Clark also grappled with feelings of uncertainty and shock that come with a cancer diagnosis.
“The week I was diagnosed, I had done Crossfit and Bikram yoga,” Clark said. “Hodgkin lymphoma is an equal opportunity cancer. It can hit you as a 16-year-old or a 70-year-old. There’s nothing you can do to prevent it in terms of lifestyle or screening.”
As the Los Angeles Police Department’s first female Hispanic commander, Clark takes nothing for granted. She has spent the past 30 years with the law enforcement agency – where she’s worked on a range of assignments, from patrol to vice to internal affairs, and has experienced her share of life-threatening moments over the years.
At the time she was diagnosed with cancer, Clark was captain of LAPD’s gangs and narcotics division. She oversaw 275 employees that worked within the city limits, stretching from San Pedro to the San Fernando Valley.
Since then, she has been promoted to a commander position at LAPD headquarters downtown and works closely with Assistant Police Chief Jorge Villegas on special projects and assignments.
Clark approached her cancer diagnosis with the same sensible and straightforward mentality with which she’s achieved a successful law enforcement career. She shaved her head before she started treatment. Clark often felt fatigued, battled severe headaches and could barely eat during the four months she received chemotherapy. But she never lost sight of what was most important to her.
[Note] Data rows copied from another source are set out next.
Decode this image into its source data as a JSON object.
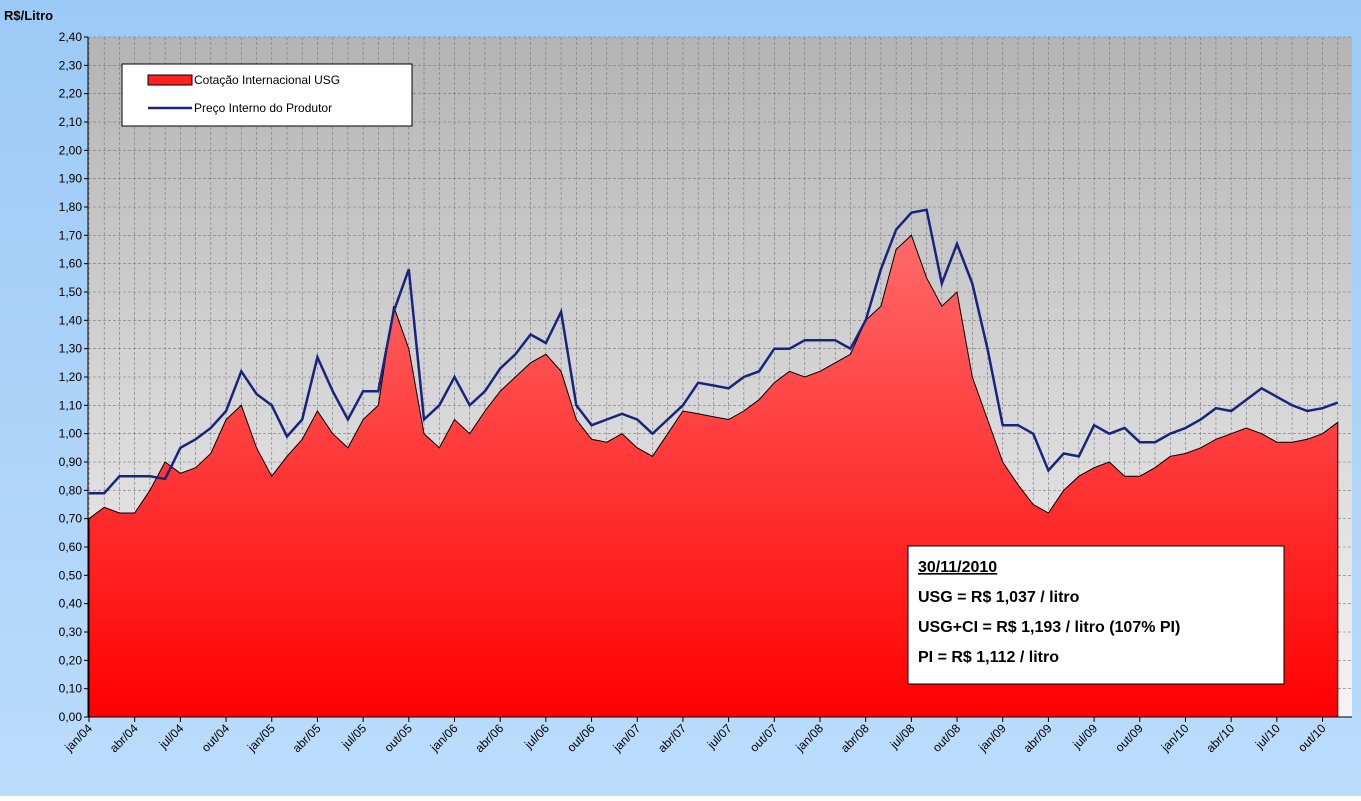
{
  "chart_data": {
    "type": "area-line",
    "y_label": "R$/Litro",
    "categories": [
      "jan/04",
      null,
      null,
      "abr/04",
      null,
      null,
      "jul/04",
      null,
      null,
      "out/04",
      null,
      null,
      "jan/05",
      null,
      null,
      "abr/05",
      null,
      null,
      "jul/05",
      null,
      null,
      "out/05",
      null,
      null,
      "jan/06",
      null,
      null,
      "abr/06",
      null,
      null,
      "jul/06",
      null,
      null,
      "out/06",
      null,
      null,
      "jan/07",
      null,
      null,
      "abr/07",
      null,
      null,
      "jul/07",
      null,
      null,
      "out/07",
      null,
      null,
      "jan/08",
      null,
      null,
      "abr/08",
      null,
      null,
      "jul/08",
      null,
      null,
      "out/08",
      null,
      null,
      "jan/09",
      null,
      null,
      "abr/09",
      null,
      null,
      "jul/09",
      null,
      null,
      "out/09",
      null,
      null,
      "jan/10",
      null,
      null,
      "abr/10",
      null,
      null,
      "jul/10",
      null,
      null,
      "out/10",
      null
    ],
    "series": [
      {
        "name": "Cotação Internacional USG",
        "kind": "area",
        "color": "#ff2020",
        "values": [
          0.7,
          0.74,
          0.72,
          0.72,
          0.8,
          0.9,
          0.86,
          0.88,
          0.93,
          1.05,
          1.1,
          0.95,
          0.85,
          0.92,
          0.98,
          1.08,
          1.0,
          0.95,
          1.05,
          1.1,
          1.45,
          1.3,
          1.0,
          0.95,
          1.05,
          1.0,
          1.08,
          1.15,
          1.2,
          1.25,
          1.28,
          1.22,
          1.05,
          0.98,
          0.97,
          1.0,
          0.95,
          0.92,
          1.0,
          1.08,
          1.07,
          1.06,
          1.05,
          1.08,
          1.12,
          1.18,
          1.22,
          1.2,
          1.22,
          1.25,
          1.28,
          1.4,
          1.45,
          1.65,
          1.7,
          1.55,
          1.45,
          1.5,
          1.2,
          1.05,
          0.9,
          0.82,
          0.75,
          0.72,
          0.8,
          0.85,
          0.88,
          0.9,
          0.85,
          0.85,
          0.88,
          0.92,
          0.93,
          0.95,
          0.98,
          1.0,
          1.02,
          1.0,
          0.97,
          0.97,
          0.98,
          1.0,
          1.04
        ]
      },
      {
        "name": "Preço Interno do Produtor",
        "kind": "line",
        "color": "#1a237e",
        "values": [
          0.79,
          0.79,
          0.85,
          0.85,
          0.85,
          0.84,
          0.95,
          0.98,
          1.02,
          1.08,
          1.22,
          1.14,
          1.1,
          0.99,
          1.05,
          1.27,
          1.15,
          1.05,
          1.15,
          1.15,
          1.43,
          1.58,
          1.05,
          1.1,
          1.2,
          1.1,
          1.15,
          1.23,
          1.28,
          1.35,
          1.32,
          1.43,
          1.1,
          1.03,
          1.05,
          1.07,
          1.05,
          1.0,
          1.05,
          1.1,
          1.18,
          1.17,
          1.16,
          1.2,
          1.22,
          1.3,
          1.3,
          1.33,
          1.33,
          1.33,
          1.3,
          1.4,
          1.58,
          1.72,
          1.78,
          1.79,
          1.53,
          1.67,
          1.53,
          1.3,
          1.03,
          1.03,
          1.0,
          0.87,
          0.93,
          0.92,
          1.03,
          1.0,
          1.02,
          0.97,
          0.97,
          1.0,
          1.02,
          1.05,
          1.09,
          1.08,
          1.12,
          1.16,
          1.13,
          1.1,
          1.08,
          1.09,
          1.11
        ]
      }
    ],
    "ylim": [
      0,
      2.4
    ],
    "yticks": [
      {
        "value": 0,
        "label": "0,00"
      },
      {
        "value": 0.1,
        "label": "0,10"
      },
      {
        "value": 0.2,
        "label": "0,20"
      },
      {
        "value": 0.3,
        "label": "0,30"
      },
      {
        "value": 0.4,
        "label": "0,40"
      },
      {
        "value": 0.5,
        "label": "0,50"
      },
      {
        "value": 0.6,
        "label": "0,60"
      },
      {
        "value": 0.7,
        "label": "0,70"
      },
      {
        "value": 0.8,
        "label": "0,80"
      },
      {
        "value": 0.9,
        "label": "0,90"
      },
      {
        "value": 1.0,
        "label": "1,00"
      },
      {
        "value": 1.1,
        "label": "1,10"
      },
      {
        "value": 1.2,
        "label": "1,20"
      },
      {
        "value": 1.3,
        "label": "1,30"
      },
      {
        "value": 1.4,
        "label": "1,40"
      },
      {
        "value": 1.5,
        "label": "1,50"
      },
      {
        "value": 1.6,
        "label": "1,60"
      },
      {
        "value": 1.7,
        "label": "1,70"
      },
      {
        "value": 1.8,
        "label": "1,80"
      },
      {
        "value": 1.9,
        "label": "1,90"
      },
      {
        "value": 2.0,
        "label": "2,00"
      },
      {
        "value": 2.1,
        "label": "2,10"
      },
      {
        "value": 2.2,
        "label": "2,20"
      },
      {
        "value": 2.3,
        "label": "2,30"
      },
      {
        "value": 2.4,
        "label": "2,40"
      }
    ],
    "grid": true,
    "legend": "top-left",
    "annotations": [
      "30/11/2010",
      "USG = R$ 1,037 / litro",
      "USG+CI = R$ 1,193 / litro (107% PI)",
      "PI = R$ 1,112 / litro"
    ]
  }
}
I need to raise my son,” she recalled telling Forman. “That is my sole priority. Do what you have to do to cure me.”
What also helped her was the support of hundreds of police officers and other LAPD employees who signed up to do whatever they could to help her get through her treatment, which included two weeks of radiation.
Every two weeks, her co-workers volunteered to take her to chemotherapy appointments at City of Hope. Clark fondly recalled the time she told some of her co-workers she was feeling better and would like to have lunch with them. Word spread and when Clark showed up for lunch, 150 of her employees were waiting to dine with her.
“It was a pretty remarkable show of solidarity,” she added.
Those experiences left her appreciating what matters most in life.
“It made me realize that material things are just that materials things,” she added. “What matters are your family and the people that you have relationships with.”